Najpierw dosyć krótko, bo niecały miesiąc na demo i trzy miesiące na
realu. Cały czas z satysfakcjonującymi mnie wynikami. Leci czwarty
miesiąc i zaczynam dostrzegać ewentualne słabe punkty strategii. Przy
obecnej zmienności wykorzystywanych przeze mnie instrumentów wszystko
gra, ale jeśli coś się zmieni, to może mi się to odbić czkawką, jeśli
nie zareaguję w porę.
Zmierzam do tego, że dopóki na moim
koncie przybywa złotówek, to będę trwał w opozycji względem niektórych
twoich poglądów. Jak kapitał zacznie się kurczyć, to zacznę przytakiwać. Właściwie,
obydwa scenariusze mi nie pasują. Ani ten, że nikt nie zarabia na fx,
ani ten, że ktoś doi regularnie brokera. To drugie, to z powodu, który
opisujesz (gracz - co obstawi to wygrywa), ale i tu mam pewną koncepcję
(trochę spiskową), jak broker to rozwiązuje.
Poznałem kiedyś
kolesia, który parał się naganianiem klientów na grę w "trzy kubki" na
targowiskach w różnych miejscowościach (nigdy tam, skąd byli członkowie
ekipy organizującej grę).
Odgrywał rolę przypadkowego przechodnia,
który chciał zagrać. Prezentował w ten sposób jak to łatwo się wygrywa.

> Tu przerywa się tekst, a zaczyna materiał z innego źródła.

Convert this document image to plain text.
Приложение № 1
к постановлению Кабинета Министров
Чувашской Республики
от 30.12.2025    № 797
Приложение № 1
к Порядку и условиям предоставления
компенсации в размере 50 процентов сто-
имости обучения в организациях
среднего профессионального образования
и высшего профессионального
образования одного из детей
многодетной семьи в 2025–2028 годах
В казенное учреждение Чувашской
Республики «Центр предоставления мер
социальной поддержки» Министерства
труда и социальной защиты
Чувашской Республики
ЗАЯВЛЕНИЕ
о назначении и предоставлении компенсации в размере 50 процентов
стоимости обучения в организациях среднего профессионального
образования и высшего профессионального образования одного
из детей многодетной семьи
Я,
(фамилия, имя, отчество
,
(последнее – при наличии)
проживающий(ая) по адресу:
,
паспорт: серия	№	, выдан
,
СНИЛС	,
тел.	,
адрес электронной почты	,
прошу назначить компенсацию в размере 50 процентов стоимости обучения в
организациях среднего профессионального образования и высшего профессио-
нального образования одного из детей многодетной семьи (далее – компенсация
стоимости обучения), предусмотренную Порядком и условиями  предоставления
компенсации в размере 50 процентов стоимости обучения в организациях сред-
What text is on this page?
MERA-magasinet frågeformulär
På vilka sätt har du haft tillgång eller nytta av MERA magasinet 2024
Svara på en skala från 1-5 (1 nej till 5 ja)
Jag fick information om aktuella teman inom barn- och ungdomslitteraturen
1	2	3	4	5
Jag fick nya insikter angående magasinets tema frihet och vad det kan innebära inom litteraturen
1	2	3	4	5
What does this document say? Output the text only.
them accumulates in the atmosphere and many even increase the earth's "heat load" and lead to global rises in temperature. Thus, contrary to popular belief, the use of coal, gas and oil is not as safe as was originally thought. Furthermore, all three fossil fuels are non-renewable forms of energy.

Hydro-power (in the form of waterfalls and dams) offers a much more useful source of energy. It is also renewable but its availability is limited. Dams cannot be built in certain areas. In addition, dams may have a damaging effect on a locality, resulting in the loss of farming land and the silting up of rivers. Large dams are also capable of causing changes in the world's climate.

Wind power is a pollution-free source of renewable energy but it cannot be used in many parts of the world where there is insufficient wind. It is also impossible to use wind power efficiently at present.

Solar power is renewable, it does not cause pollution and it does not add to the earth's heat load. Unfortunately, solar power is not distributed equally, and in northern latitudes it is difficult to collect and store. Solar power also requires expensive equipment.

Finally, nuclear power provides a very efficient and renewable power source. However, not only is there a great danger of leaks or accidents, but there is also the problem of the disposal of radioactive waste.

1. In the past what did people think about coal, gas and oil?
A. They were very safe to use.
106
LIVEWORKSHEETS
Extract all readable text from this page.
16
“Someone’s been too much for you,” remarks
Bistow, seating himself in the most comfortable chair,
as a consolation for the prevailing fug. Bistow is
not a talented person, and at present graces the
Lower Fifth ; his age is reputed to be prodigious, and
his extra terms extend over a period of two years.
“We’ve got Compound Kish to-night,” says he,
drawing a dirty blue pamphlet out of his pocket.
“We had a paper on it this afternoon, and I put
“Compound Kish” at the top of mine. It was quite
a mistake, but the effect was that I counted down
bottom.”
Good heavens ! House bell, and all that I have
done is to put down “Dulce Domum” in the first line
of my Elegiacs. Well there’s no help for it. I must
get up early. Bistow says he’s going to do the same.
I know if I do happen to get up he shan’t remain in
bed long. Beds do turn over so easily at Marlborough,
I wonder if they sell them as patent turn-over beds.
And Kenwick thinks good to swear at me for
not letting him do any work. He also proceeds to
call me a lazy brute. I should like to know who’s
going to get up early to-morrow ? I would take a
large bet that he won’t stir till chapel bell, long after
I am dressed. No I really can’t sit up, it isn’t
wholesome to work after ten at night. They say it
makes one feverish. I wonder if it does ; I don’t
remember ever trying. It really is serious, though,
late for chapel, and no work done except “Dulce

Po kilku rundach dziękował za grę i odchodził zadowolony z niby wygraną
kasą. Po takim pokazie, autentyczni chętni na grę stali już w kolejce.
Koleś od kręcenia kubkami, kręcił nimi na tyle wprawnie, że teoretycznie
nie dało się nic wygrać. W praktyce jednak, trafiali się ludzie, którzy
coś tam ugrywali i tu organizatorzy uruchamiali pewien mechanizm.
Mianowicie,
gracz, który wygrał i odeszedł od stolika natychmiast trafiał "na
celownik". Dwóch delikwentów łaziło za nim, aż gracz-wygrywacz oddalił
się w miejsce gdzie było mniej ludzi. Tu podchodzili do niego i
grzecznie prosili o zwrot wygranej. W razie odmowy, przestawali być
grzeczni.
Praktyka podchodząca pod poważny paragraf, ale
wydaje mi się, że brokerzy mogą mieć zestaw narzędzi skutecznie
uniemożliwiających odejście od stolika z grubą kasą (uwaga, znowu
spisek). Wyobrażam sobie takie na przykład warianty:
jeśli
skumulowany na koncie kapitał staje się niebezpiecznie wysoki, to nic
nie stoi na przeszkodzie, by jakiś haker włamał się na to konto i je
wyzerował składając serię stratnych zleceń - taki tam żartowniś (no, bo
gdyby przelał kasę na swoje konto, to trzeba by uruchomić organy
ścigania i szukać złodzieja), lub na ten przykład zerwanie połączenia
w jakimś krytycznym momencie - niech w tym czasie jeszcze przeskoczy SL
i po ptokach. Ewentualnie zablokowanie środków na koncie "bo coś tam".
Toteż
zawsze wyobrażałem sobie, że w razie opracowania strategii przynoszącej
w miarę regularny zysk, należałoby jak najszybciej wypłacić sumę, którą
włożyło się w ten interes na początku i potem nie kumulować dużych kwot
na koncie, lecz systematycznie wypłacać kwoty, które pozwolą pochwalić
się przed kolegami, ale które nie zrujnują brokera (w myśl zasady "nie
gryź ręki, która cię karmi). W takim układzie byłby wilk syty i owca
cała - gracz zarabia, a broker nie bankrutuje tylko chwali się wszem i
wobec, że ma klienta, który utrzymuje się z fx.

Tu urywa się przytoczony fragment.